The Sequoia was meant to be the ultimate "sports tourer" - a fast, racy bike that could accept a rack and do some light touring - a great "all-'rounder" road bike. It was designed for "normal reach" brakes (which by today's standards would be like "medium-long") and could fit larger tires than an all-out racing bike of the day. I haven't put tires into it yet, but I expect (or am hopeful) 32mm tires would fit - though maybe not with fenders. A 1982 Bicycling magazine test gave the bike excellent marks for ride quality, giving much credit to the specially selected Tange tubing - with a heavier-gauge down tube, but lighter top and seat tubes. That review also had the Sequoia fully equipped for touring with racks and panniers both front and rear.
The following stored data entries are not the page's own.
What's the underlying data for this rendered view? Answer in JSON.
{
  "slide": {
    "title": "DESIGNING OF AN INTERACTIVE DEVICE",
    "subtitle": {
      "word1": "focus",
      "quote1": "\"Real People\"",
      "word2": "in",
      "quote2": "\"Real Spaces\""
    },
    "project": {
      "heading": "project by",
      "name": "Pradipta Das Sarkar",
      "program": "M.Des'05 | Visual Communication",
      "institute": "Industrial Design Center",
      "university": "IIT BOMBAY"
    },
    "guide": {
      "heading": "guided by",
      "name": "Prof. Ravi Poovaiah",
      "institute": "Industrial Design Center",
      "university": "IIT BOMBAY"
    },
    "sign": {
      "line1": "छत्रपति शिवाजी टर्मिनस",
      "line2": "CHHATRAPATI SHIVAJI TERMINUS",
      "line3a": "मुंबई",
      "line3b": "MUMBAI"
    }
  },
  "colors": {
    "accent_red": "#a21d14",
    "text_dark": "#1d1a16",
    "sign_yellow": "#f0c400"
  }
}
I did narrow mine down to '82 by looking at a few details (besides the fact that that was how it was sold to me). One is the look of the decals, which are the second style, but still have the "Designed by Tim Neenan" sticker on the chain stay. The bikes later underwent a minor redesign by Jim Merz - I think maybe in '83(?). Mine also lacks shift lever bosses, which I believe were probably added in '83. From what I can gather by looking closely at other examples I've seen, I think when Merz updated the design, the frames got slightly shorter point lugs and a fork crown engraved with a slash-style Specialized "S" icon. The lugs on mine are very long-pointed, and the fork crown is bare. Also, the Merz redesign added some bottle cage bosses to the seat tube, whereas mine has bosses on the down tube, and another pair under the down tube (as seen in the '82 ad above), but none on the seat tube. That under-the-down-tube bottle location is an odd one. Loaded touring bikes would sometimes have it (my Expedition does, for example) and many riders would use it to hold a camp stove fuel bottle. It's an odd thing on a bike like the Sequoia though, and I'm likely to never put those bosses to any use. Fun side note: I once saw where someone had a mini-sized bottle cage on that set of "underneath" bosses that held a bottle of Phil's Tenacious Oil. Why anyone would need to carry a whole bottle of Phil's oil with them on rides, I couldn't say - but it was cool and quirky enough to make me want one.